Joining “The NFL Today” came with a certain amount of pressure. He recalled in the Northwestern interview that in 1975 “the TV landscape was much different, much whiter.”
“I never focused on that,” Mr. Cross said, “but I was keenly aware that if I failed it might be a long time before another Black person got a similar opportunity.”
When the cast of the show was changed in 1990, Greg Gumbel, who is Black, was hired to work alongside the former Pittsburgh Steelers quarterback Terry Bradshaw.
After Mr. Cross left CBS he changed course, working as the athletic director at Idaho State University in Pocatello from 1996 to ’98 and at Macalester College in St. Paul, Minn., from 1999 to 2005.
In addition to his wife, Liz (Tucker) Cross, he is survived by his daughters, Susan, Lisa and Sandra Cross; his son, Matthew; a grandson; his sisters, Joan Motley, Jackie McEntyre Julia Hopson, Pat Grant and Gwen Robinson; and his brothers, Raymond, Teal and Sam. His first marriage ended in divorce. He lived in Roseville, Minn., outside the Twin Cities.

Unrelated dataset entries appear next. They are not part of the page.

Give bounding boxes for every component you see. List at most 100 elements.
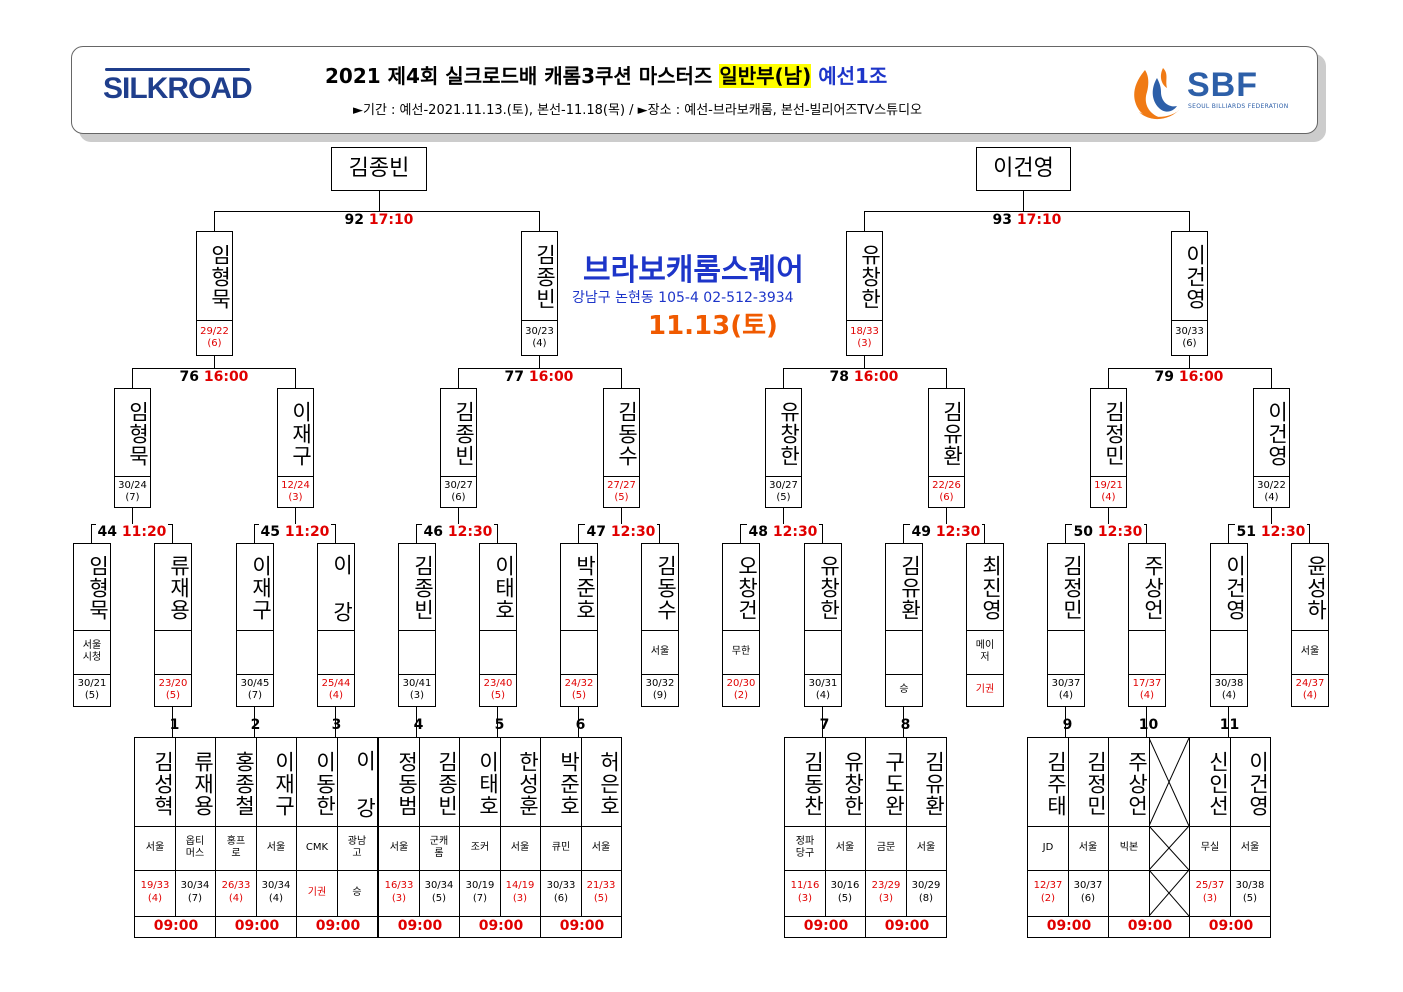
first-round-number: 3 — [331, 717, 342, 733]
separator — [967, 674, 1003, 675]
player-innings: (5) — [490, 690, 506, 701]
player-name: 이 강 — [330, 553, 354, 623]
page-title: 2021 제4회 실크로드배 캐롬3쿠션 마스터즈 일반부(남) 예선1조 — [325, 64, 888, 88]
player-innings: (7) — [125, 491, 140, 503]
match-time: 12:30 — [1260, 524, 1306, 540]
player-score: 30/38 — [1235, 880, 1265, 891]
bracket-line — [335, 524, 336, 544]
bracket-line — [903, 707, 904, 738]
table-row-line — [460, 870, 540, 871]
separator — [1211, 630, 1247, 631]
player-score: 19/33 — [140, 880, 170, 891]
match-time: 17:10 — [368, 212, 414, 228]
player-score: 30/22 — [1257, 479, 1286, 491]
player-innings: (5) — [571, 690, 587, 701]
player-affiliation: 무실 — [1200, 842, 1220, 853]
separator — [441, 476, 476, 477]
player-innings: (6) — [451, 491, 466, 503]
player-score: 18/33 — [850, 325, 879, 337]
player-innings: (4) — [1221, 690, 1237, 701]
table-row-line — [216, 870, 296, 871]
match-time: 12:30 — [610, 524, 656, 540]
first-round-time: 09:00 — [559, 918, 605, 934]
separator — [723, 630, 759, 631]
player-affiliation: 서울 — [1300, 646, 1320, 657]
match-number: 93 — [992, 212, 1012, 228]
player-score: 11/16 — [790, 880, 820, 891]
first-round-number: 7 — [819, 717, 830, 733]
table-row-line — [379, 916, 459, 917]
player-affiliation: 빅본 — [1119, 842, 1139, 853]
r16-match-label: 45 11:20 — [258, 524, 332, 540]
bracket-line — [783, 368, 784, 389]
player-score: 30/45 — [240, 678, 270, 689]
bracket-line — [864, 211, 1190, 212]
first-round-time: 09:00 — [315, 918, 361, 934]
first-round-time: 09:00 — [803, 918, 849, 934]
player-score: 30/33 — [1175, 325, 1204, 337]
first-round-number: 1 — [169, 717, 180, 733]
bracket-line — [740, 524, 741, 544]
separator — [766, 476, 801, 477]
separator — [1129, 674, 1165, 675]
player-name: 이건영 — [1265, 400, 1289, 467]
table-row-line — [216, 916, 296, 917]
player-affiliation: 서울 — [389, 842, 409, 853]
final-match-label: 92 17:10 — [342, 212, 416, 228]
match-number: 46 — [423, 524, 443, 540]
first-round-number: 8 — [900, 717, 911, 733]
bracket-line — [1309, 524, 1310, 544]
first-round-time: 09:00 — [397, 918, 443, 934]
player-innings: (4) — [147, 893, 163, 904]
table-row-line — [866, 826, 946, 827]
table-row-line — [297, 870, 377, 871]
table-row-line — [785, 916, 865, 917]
player-score: 30/37 — [1051, 678, 1081, 689]
separator — [1172, 320, 1207, 321]
separator — [74, 674, 110, 675]
table-row-line — [1028, 870, 1108, 871]
player-score: 25/37 — [1195, 880, 1225, 891]
separator — [967, 630, 1003, 631]
player-innings: (3) — [512, 893, 528, 904]
bracket-line — [214, 211, 215, 232]
table-row-line — [460, 916, 540, 917]
empty-slot-cross-icon — [1149, 738, 1189, 916]
quarter-match-label: 78 16:00 — [827, 369, 901, 385]
bracket-line — [864, 211, 865, 232]
table-row-line — [1109, 826, 1189, 827]
player-score: 24/32 — [564, 678, 594, 689]
bracket-line — [1108, 508, 1109, 525]
player-score: 23/20 — [158, 678, 188, 689]
player-innings: (7) — [247, 690, 263, 701]
bracket-line — [783, 368, 947, 369]
separator — [805, 630, 841, 631]
separator — [723, 674, 759, 675]
player-innings: (6) — [1080, 893, 1096, 904]
table-row-line — [866, 870, 946, 871]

When Mr. Cross played, concussions were usually not taken seriously. He sustained several in his rookie season, enough for his teammates to nickname him Paper Head. One of the concussions knocked him unconscious and sent him to the hospital.
To protect himself, Mr. Cross had a helmet made with extra padding.
“I just tried to keep my head out of the way while making tackles,” he told The Philadelphia Inquirer in 2018. “But that’s just the way it was. Most of the time, they gave you some smelling salts and you went back in. We didn’t know.”